Sadly as Bill Moyers has said, "our democracy has gone off the rails." Many of the virtuous goals to which our founders ascribed have deteriorated into waves of influence-peddling and mind-numbing partisanship. Angry rhetoric has taken the place of meaningful discourse so that it makes perfect sense that the Republican base sidesteps issues and decides instead that making Obama "a one-term president" is the ultimate goal and however that end may be achieved is the way to proceed. This objective is often fleshed out by denying or ignoring the obvious fault lines in our political configuration.
No mainstream candidate admits to the racist implications of what has come to be known as "the southern strategy." In fact this framework is referenced without shame or regret though it has little to do with geographical placement and everything to do with parochial politics. It isn't just that nothing of importance is accomplished and that our goals have become limited and narrow, but rather that we are losing a sense of who we are and why we matter. We‘re not just standing still - we are retreating - despite the protestations of those who keep insisting we are "exceptional" no matter how far we stray from our higher purpose.
Newt Gingrich turns back the clock when he rails at Occupy demonstrators as if they were the raggedy remnants of Woodstock. Gingrich and others were never able to relate to those who gathered in upstate New York in the sixties - not their issues, or their anti-war message. Today's Occupy protestors are nothing like the population that lingered in the fields at Woodstock. And, although detractors like Gingrich would like to apply the same language they used back then - take a bath, get a job and so on - that line of attack is totally misplaced and irrelevant. Many of the demonstrators today are out of work with little hope of finding employment any time soon, nor are they un-bathed, poorly spoken or without ambition. But they exemplify the economic hurdles today's workers face in a social framework that favors the already rich and scorns everyone else.

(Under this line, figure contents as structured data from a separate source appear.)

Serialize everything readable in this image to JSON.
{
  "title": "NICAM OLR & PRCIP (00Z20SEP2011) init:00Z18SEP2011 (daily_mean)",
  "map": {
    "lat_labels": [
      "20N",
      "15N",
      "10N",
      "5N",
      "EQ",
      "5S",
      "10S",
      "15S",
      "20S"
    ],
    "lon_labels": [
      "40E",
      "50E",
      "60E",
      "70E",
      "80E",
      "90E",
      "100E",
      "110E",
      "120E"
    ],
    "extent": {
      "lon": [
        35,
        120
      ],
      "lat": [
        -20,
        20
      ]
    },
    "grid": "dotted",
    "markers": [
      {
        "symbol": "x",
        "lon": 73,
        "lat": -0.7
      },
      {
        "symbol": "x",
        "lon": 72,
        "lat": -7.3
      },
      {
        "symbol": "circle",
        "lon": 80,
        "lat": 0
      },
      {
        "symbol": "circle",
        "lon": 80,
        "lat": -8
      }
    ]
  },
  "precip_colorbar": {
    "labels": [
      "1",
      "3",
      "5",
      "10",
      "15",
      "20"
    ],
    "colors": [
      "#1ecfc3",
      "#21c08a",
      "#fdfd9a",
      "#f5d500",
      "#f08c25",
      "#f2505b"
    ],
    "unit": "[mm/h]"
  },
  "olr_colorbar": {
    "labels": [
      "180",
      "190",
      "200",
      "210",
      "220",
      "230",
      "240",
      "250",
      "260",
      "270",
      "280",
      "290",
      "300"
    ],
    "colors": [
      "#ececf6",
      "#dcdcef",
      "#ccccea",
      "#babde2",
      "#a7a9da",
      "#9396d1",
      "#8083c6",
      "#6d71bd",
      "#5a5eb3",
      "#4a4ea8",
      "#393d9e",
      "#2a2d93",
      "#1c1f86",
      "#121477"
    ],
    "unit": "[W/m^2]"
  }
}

In an unpleasant reminder of the just-past administration's "let-them-eat-cake" approach, a George Bush address to supporters referred to them as the "haves and the have mores." Some call them the elites he said, but "I call them my base." The crowd was greatly amused, but considering the mess the economy is in Bush and his base have not served the country well. Politicians in thrall to special interests continue to attack entitlements and government spending, but balk when their tax advantages are threatened.
What's more there's a concerted effort on the right to ignore the pervasive effect of racism in concert with the nation's lopsided financial configuration. Critics of the president decry what they call his racist approach to events like the killing of Trayvon Martin as if the racial implications of the incident weren't obvious to any reasonable observer. Of course the death of any young person regardless of color or ethnic background is sad and incredibly painful for the family involved. But the fact is that young people of color face a different set of circumstances than whites and the willingness to ignore that fact and indeed to offer mitigating explanations to excuse the horrific nature of racially motivated crimes is a willfully blind escape route for those who refuse to see or accept complicity in what is a national disgrace.
When our leaders fail to take a moral stand and ignore reality they fail the country and set a bad example for our youth. They forfeit the right to speak of values when they use low-minded racial preferences for political advantage and call into question the very nature of our democratic principles.